第3章「快楽と幸福について」〔注解的続編〕(1) 天川貴之
〔注解的続編〕(1)
① 快楽にも様々なものがあるが、本文では、主として食欲、性欲、物欲、名声欲、地位欲、金銭欲等が挙げられている。
これらの欲は、ただ単に断てばよいというものではなくて、理性に基づいて、妥当な方向に統御してゆくことが、真のストイシズムであると考える。以下において、欲を統御する理性的智慧の具体例を挙げてみたいと思う。
② 食欲についてであるが、自然界の動物は、量においては適量で満足し、自然の摂理によって、自己に与えられたものをほぼそのまま自然な形で食している。人間においては、まず、その量において、適量で満足するのが、過食や少食に偏らない健全なあり方であるといえよう。

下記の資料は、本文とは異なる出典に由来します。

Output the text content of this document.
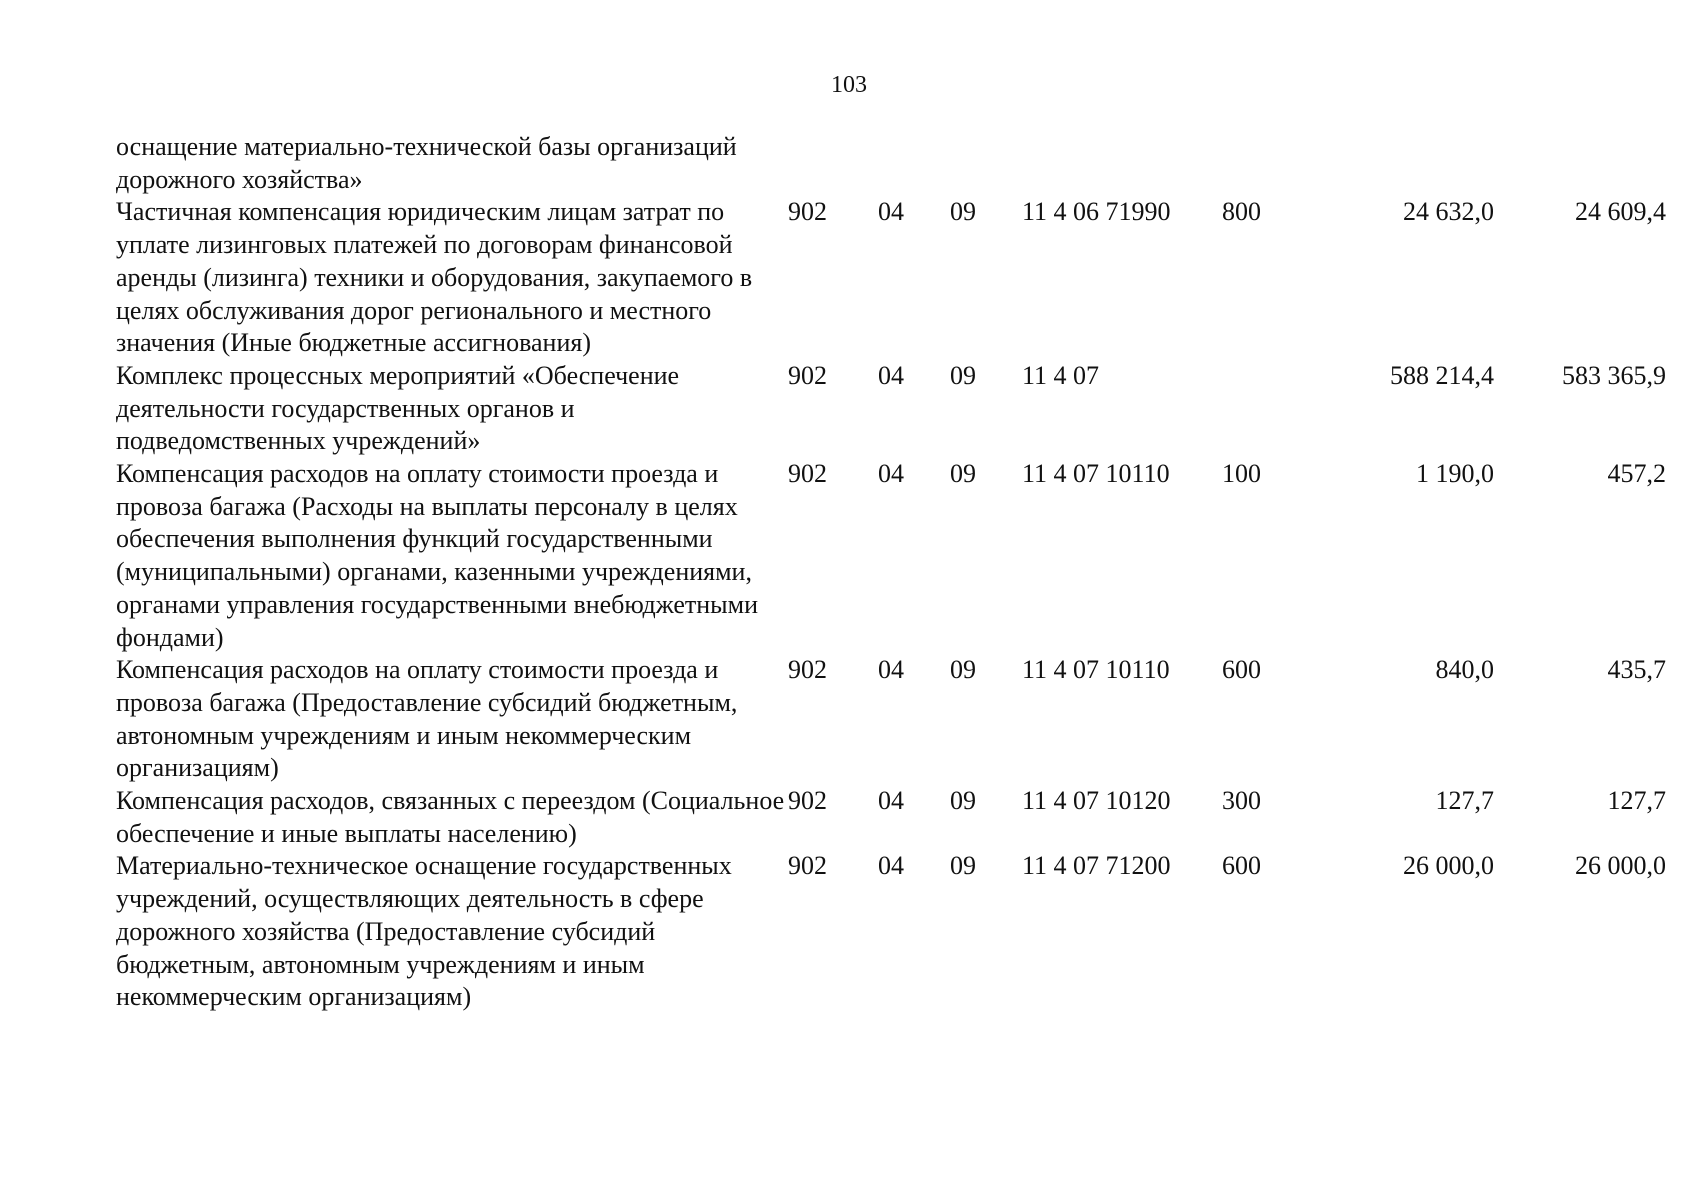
103
оснащение материально-технической базы организаций дорожного хозяйства»							
Частичная компенсация юридическим лицам затрат по уплате лизинговых платежей по договорам финансовой аренды (лизинга) техники и оборудования, закупаемого в целях обслуживания дорог регионального и местного значения (Иные бюджетные ассигнования)	902	04	09	11 4 06 71990	800	24 632,0	24 609,4
Комплекс процессных мероприятий «Обеспечение деятельности государственных органов и подведомственных учреждений»	902	04	09	11 4 07		588 214,4	583 365,9
Компенсация расходов на оплату стоимости проезда и провоза багажа (Расходы на выплаты персоналу в целях обеспечения выполнения функций государственными (муниципальными) органами, казенными учреждениями, органами управления государственными внебюджетными фондами)	902	04	09	11 4 07 10110	100	1 190,0	457,2
Компенсация расходов на оплату стоимости проезда и провоза багажа (Предоставление субсидий бюджетным, автономным учреждениям и иным некоммерческим организациям)	902	04	09	11 4 07 10110	600	840,0	435,7
Компенсация расходов, связанных с переездом (Социальное обеспечение и иные выплаты населению)	902	04	09	11 4 07 10120	300	127,7	127,7
Материально-техническое оснащение государственных учреждений, осуществляющих деятельность в сфере дорожного хозяйства (Предоставление субсидий бюджетным, автономным учреждениям и иным некоммерческим организациям)	902	04	09	11 4 07 71200	600	26 000,0	26 000,0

ただし、人間には、動物と違って、自然物を多様な形で料理する自由が与えられている。ここから、過度な美食が派生するのであるが、本来の料理をする喜びとそれを味わう喜び自体は、基本的に善であると思う。
しかし、料理の道も深遠であり、料理の贅沢とは、追求すればする程、エスカレートして止まらない所があるのである。そこで、理性に目覚めず、本能的快楽のみを求めようとする人々は、あくなき食欲の追求の世界に没頭してしまいがちである。これも、大きな地上的執着であり、天上的な理性を眠らせたまま、大切な「心」の探究を忘却してしまうことになるのである。
故に、食欲も、足ることを知り、既に与えられている食事に感謝をして食することをもって旨とし、それで余った時間と金銭とエネルギーを「心」の探究に使い、理性的幸福の追求に使ってゆくことこそ、ストイックな生き方であるといえよう。